Lutri tengah sibuk memperhatikan biodata para karyawan di kantornya. Ia terpaku cukup lama dengan biodata Kiara. Ia menatap layar laptopnya hingga terbenong dan dikejutkan oleh sang adik yang memang selalu usil.

"Aish! Kamu bener-bener ngangetin kakak, deh!" seru Lutri dengan sangat kencang sembari memukul punggung adiknya sehingga menimbulkan bunyi. Korbannya tentu saja meringis.

"Kakak apa-apaan juga, sih?! Sakit tau. Aw! Sssh!"

"Diam!" kesal Lutri segera menutup pekerjaannya.

"Kakak tau nggak sih kalau Pak Lehon ternyata tinggal di daerah sini. Rumahnya di mana, Kak?" Gadis centil penyuka budaya korea itu menggoyang-goyangkan paha kakaknya dan berharap akan mendapat informasi.

Lutri bangkit sembari menunjuk-nunjuk keningnya seolah sedang berpikir.
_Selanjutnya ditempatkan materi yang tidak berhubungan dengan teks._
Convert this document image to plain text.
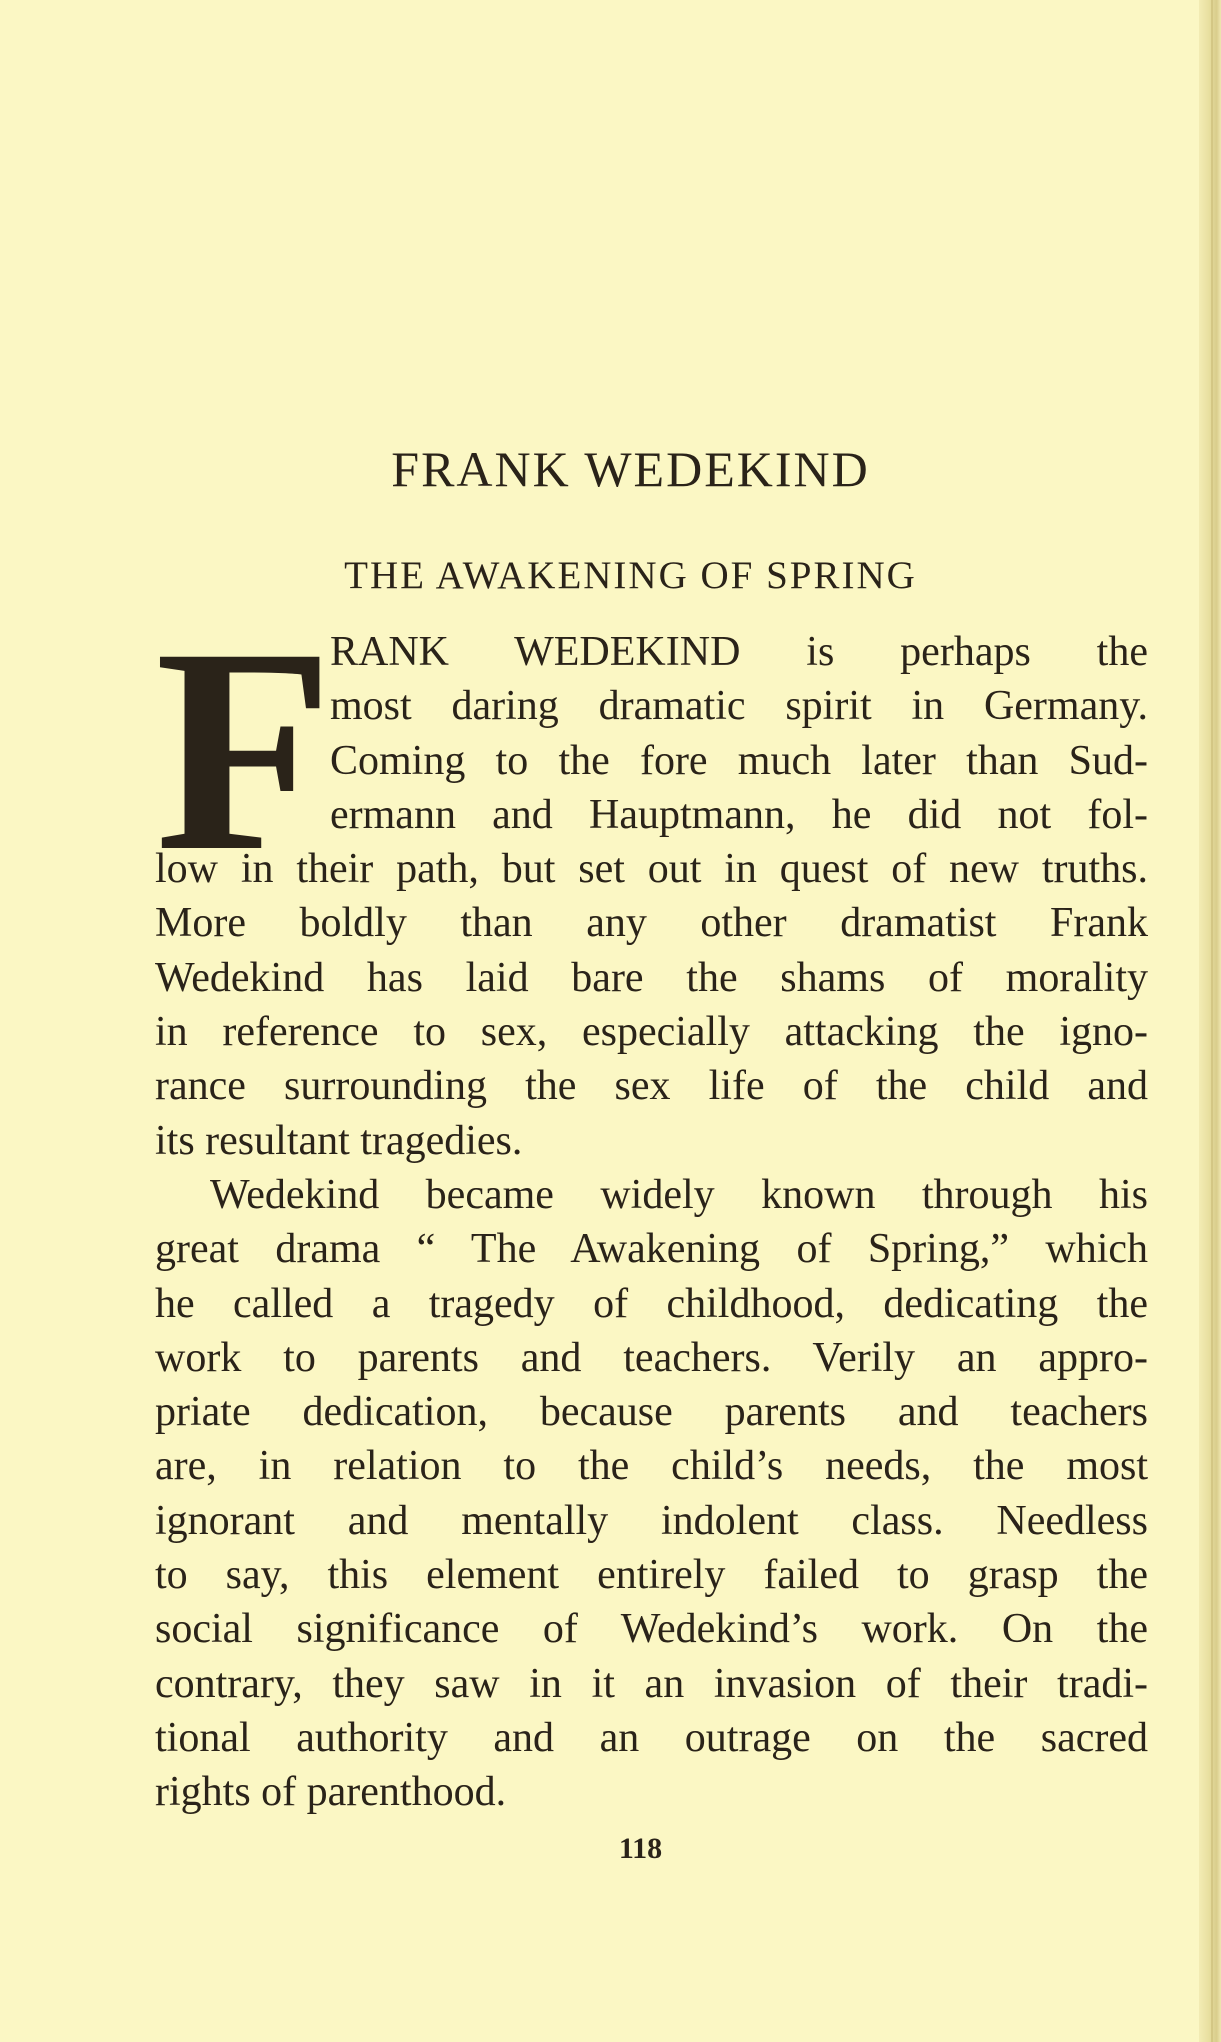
FRANK WEDEKIND
THE AWAKENING OF SPRING
F
RANK WEDEKIND is perhaps the
most daring dramatic spirit in Germany.
Coming to the fore much later than Sud-
ermann and Hauptmann, he did not fol-
low in their path, but set out in quest of new truths.
More boldly than any other dramatist Frank
Wedekind has laid bare the shams of morality
in reference to sex, especially attacking the igno-
rance surrounding the sex life of the child and
its resultant tragedies.
Wedekind became widely known through his
great drama “ The Awakening of Spring,” which
he called a tragedy of childhood, dedicating the
work to parents and teachers. Verily an appro-
priate dedication, because parents and teachers
are, in relation to the child’s needs, the most
ignorant and mentally indolent class. Needless
to say, this element entirely failed to grasp the
social significance of Wedekind’s work. On the
contrary, they saw in it an invasion of their tradi-
tional authority and an outrage on the sacred
rights of parenthood.
118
Tunggu punya tunggu, ternyata gadis itu malah berlari untuk pergi dari sana. 

"Aku tau... aku beli ayam goreng aja, deh. Laper!" serunya begitu riang, membuat Nesya yang serius menunggu sejak tadi benar-benar kesal.

"Dasar kakak laknat. Nggak guna sebagai senior di kantor." Melipat kedua tangannya di dada sembari memikirkan sumber yang tepat untuk informasi yang sangat ingin ia ketahui.

***

Mery telah menanti di ruang utama ketika cucunya telah kembali. Ia tersenyum hangat menyambut lelaki.

"Nenek nungguin aku buat makan malam bersama?" tanya Lehon cukup senang.

"Gimana? Senang hari ini? Kamu benar-benar cucu yang baik, ya, selalu nurut sama nenek." Wanita itu bertepuk tangan beberapa kali.

Merasa curiga dan ada yang tidak beres. Ia segera duduk sambil menggaruk kepala yang sebenarnya tidak gatal. Ia terus menatap ke arah neneknya sembari memikirkan kesalahan yang telah ia perbuat. Namun, tetap saja ia tak berhasil.

"Ada apa, Nek?"

"Bagus, kamu ternyata sama sekali nggak sadar, ya. Hm..."

Semakin gelisah. "Ya sudah, kalau aku ada salah, tolong dimaafkan ya, Nek. Tolong jangan hukum aku, apalagi dengan benda itu." Menunjuk teplon yang ternyata telah diduduki wanita tua itu sebagai persiapan.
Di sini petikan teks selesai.